Locality in instruction reference stream
Temporal - loops and function calls
Spatial - instructions executed sequentially in absence of branch instructions. Many branches are to nearby instructions
Locality in data reference stream
Temporal - Widely used program variables & the call stack.
Spatial - Access arrays sequentially, process streams, function calls and the stack frame
CPU performance equation
1/performance = time/program = instructions/program x cycles/instruction x time/cycle
Improving performance
Shorten clock cycle time - circuit design style/Microarchitecture
CPI - Microarchitecture and ISA
Instruction count - ISA and compiler technology
Dynamic power
1/2 x Capacitative Load x voltage^2 x frequency switched
Static power
Current-static x voltage
Reducing power consumption
Reduce performance to save energy by scaling voltage/frequency.
Reduce wastage by reducing superfluous switching with clock gating and operant isolation, by extracting and optimising the common-car and by power gating.
Components of the ISA
Word size, operations, registers, operant types, addressing modes, instruction encodings, memory architecture, trap and interrupt architecture
Changing ISAs in embedded processors
ISA has significant impact as area and cost constraints mean transistor budget and design budget are limit. Recompilation is not a big hurdle as many embedded devices may run one set of binaries for their life, they have short lifetimes and we want to squeeze as much as possible out of the compiler.
How can we break link between applications and ISA?
JIT VM technologies such as .NET and the JVM
Alternatively support conventional source ISA and translate at run time to target ISA.
Problems with microcode controlling
Efficiently controlling a highly concurrent data path using microcode is complex.

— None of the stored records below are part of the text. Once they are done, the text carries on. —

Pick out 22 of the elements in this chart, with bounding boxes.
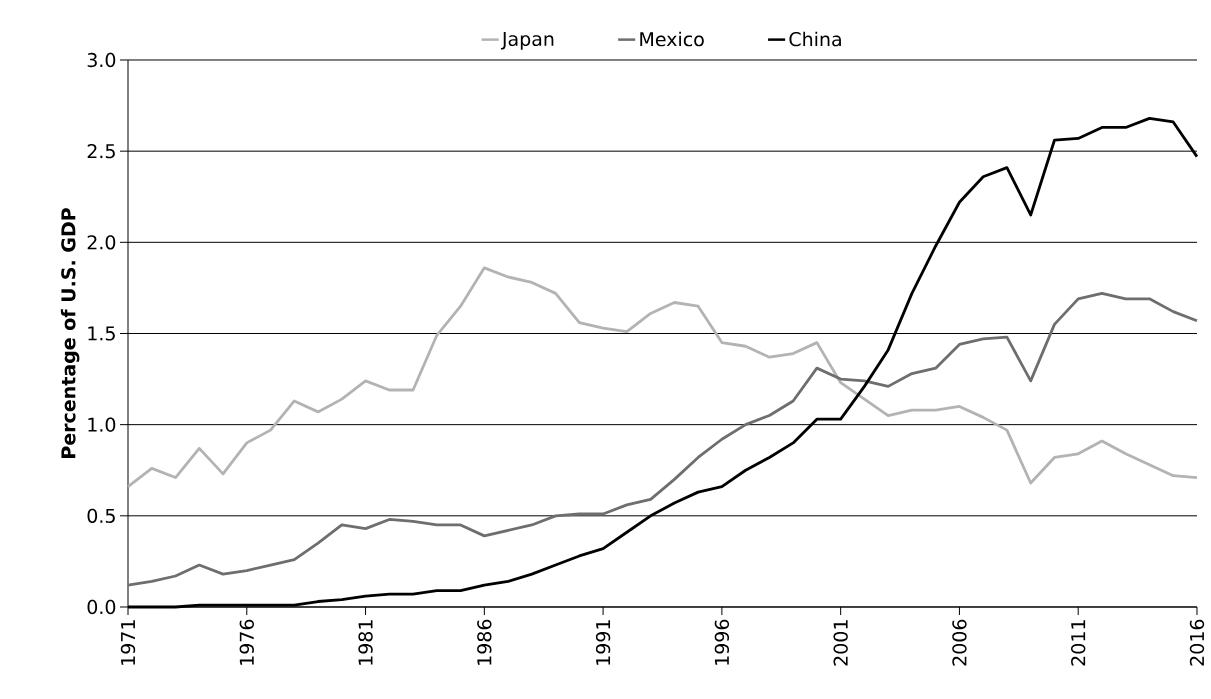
x-tick-label: 2006	[952, 619, 967, 666]
y-tick-label: 3.0	[87, 52, 116, 68]
legend-label: Mexico	[640, 31, 704, 47]
line-series	[126, 266, 1199, 489]
y-tick-label: 2.5	[87, 143, 115, 159]
x-tick-label: 1976	[239, 619, 254, 665]
x-tick-label: 2001	[833, 620, 848, 666]
x-tick-label: 2011	[1071, 620, 1086, 666]
x-tick-label: 1971	[120, 620, 136, 665]
x-tick-label: 1986	[477, 619, 492, 665]
y-tick-label: 1.5	[88, 326, 115, 341]
x-tick-label: 1981	[358, 620, 373, 665]
x-tick-label: 2016	[1189, 619, 1205, 666]
y-tick-label: 1.0	[88, 417, 116, 432]
x-tick-label: 1991	[595, 620, 611, 665]
y-tick-label: 0.0	[87, 599, 116, 615]
legend-label: China	[789, 31, 841, 47]
y-tick-label: 0.5	[87, 508, 115, 523]
y-tick-label: 2.0	[87, 235, 116, 250]
legend-label: Japan	[500, 31, 554, 50]
y-axis-title: Percentage of U.S. GDP	[60, 208, 80, 458]
x-tick-label: 1996	[714, 619, 730, 665]
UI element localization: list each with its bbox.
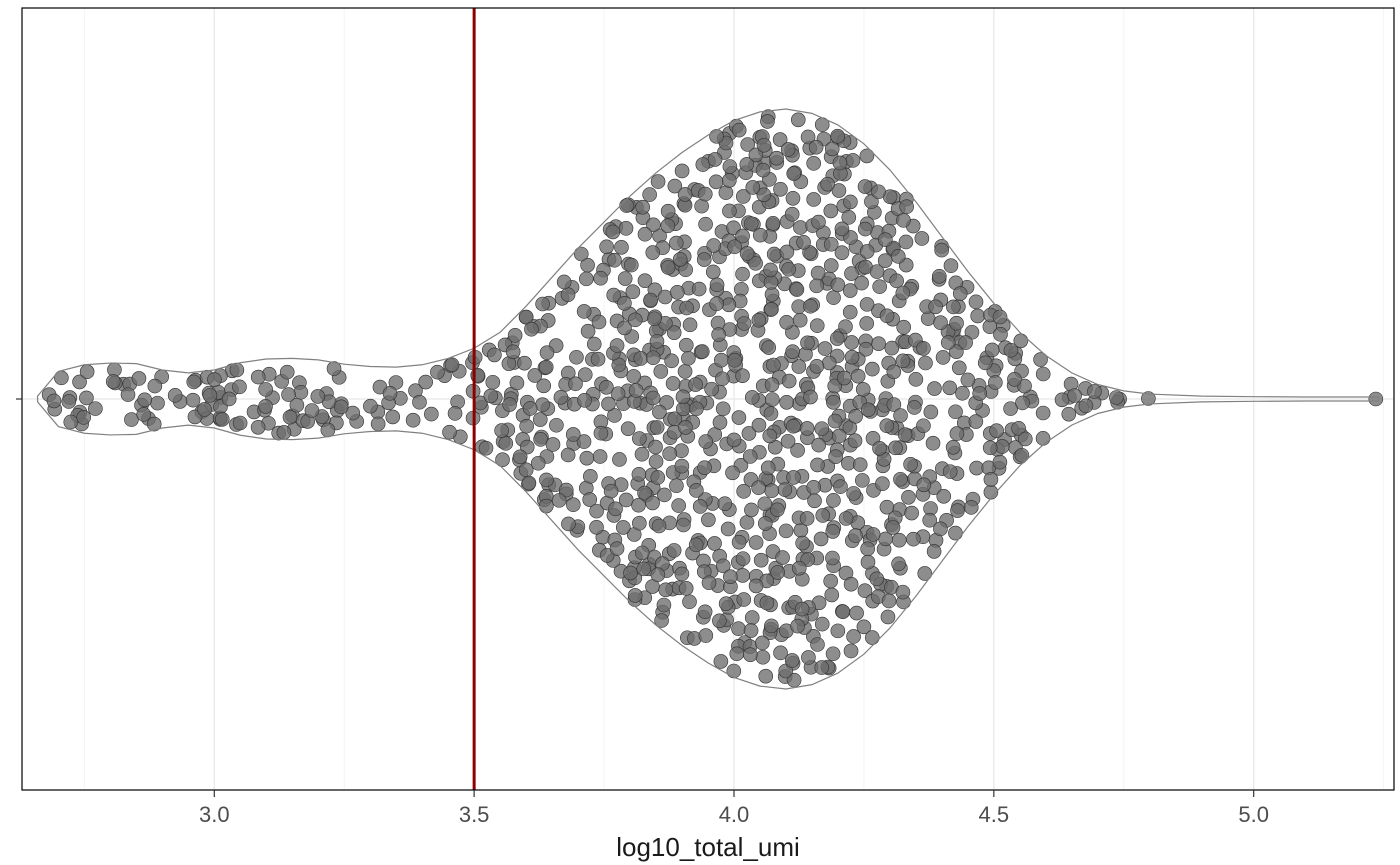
x-tick-label: 5.0 (1238, 802, 1269, 827)
x-tick-label: 4.0 (719, 802, 750, 827)
x-axis-title: log10_total_umi (616, 832, 800, 862)
chart-svg: 3.0 3.5 4.0 4.5 5.0 log10_total_umi (0, 0, 1400, 865)
x-tick-label: 4.5 (979, 802, 1010, 827)
x-tick-label: 3.0 (199, 802, 230, 827)
violin-chart: 3.0 3.5 4.0 4.5 5.0 log10_total_umi (0, 0, 1400, 865)
x-tick-label: 3.5 (459, 802, 490, 827)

Handling exceptions in a pipelined CISC machine is complicated
Microcode engine represents an unnecessary overhead especially when executing simple instructions
RISC Design Goals
Choose common instructions and addressing modes
Target efficient pipelined implementation by ensuring instructions go through the same pipeline stages and executing them in a single cycle if possible.
Assume use of high-level languages - the compiler optimises register usage and instruction schedule.
Produce simple high-frequency implementation.
Load-store architecture
Memory can only be accessed with load and store instructions. This permits simple fixed length instructions simplifying decoding.
It also simplifies pipelining as instructions take a similar time to execute and memory is accessed at most once in one pipeline stage.
Register calling conventions
Simple convention specifies temporary and saved registers. This gives both the caller and callee a chance to reduce unnecessary register spilling. Temporary registers aren’t preserved by callee while callee saves saved registers.
Register Windows
Register windows are used by some processors which improve performance of procedure call/return sequence by avoiding the need to explicitly spill registers to memory.
Addressing modes
Register
Immediate
Register Indirect with displacement
Register indirect
Condition registers and flags
Options are condition codes, condition register and compare and branch.
Trade-offs:
Impact on local code scheduling optimisations
Use of general purpose registers
Number of instructions required to implement conditional branch
Cycle time implications
Encoding an instruction set
Balance:
Number of registers supported
Number of addressing modes supported
Against:
Size of instructions and compiled program
Fetch and decoding logic complexity and pipeline complexity in general
Options are:
Variable length
Fixed length
Hybrid format
16-bit instruction set extensions
Address a subset of operations, addressing modes and registers but allow for static code size reductions of 25-40%.
They also have a 10-20% performance penalty.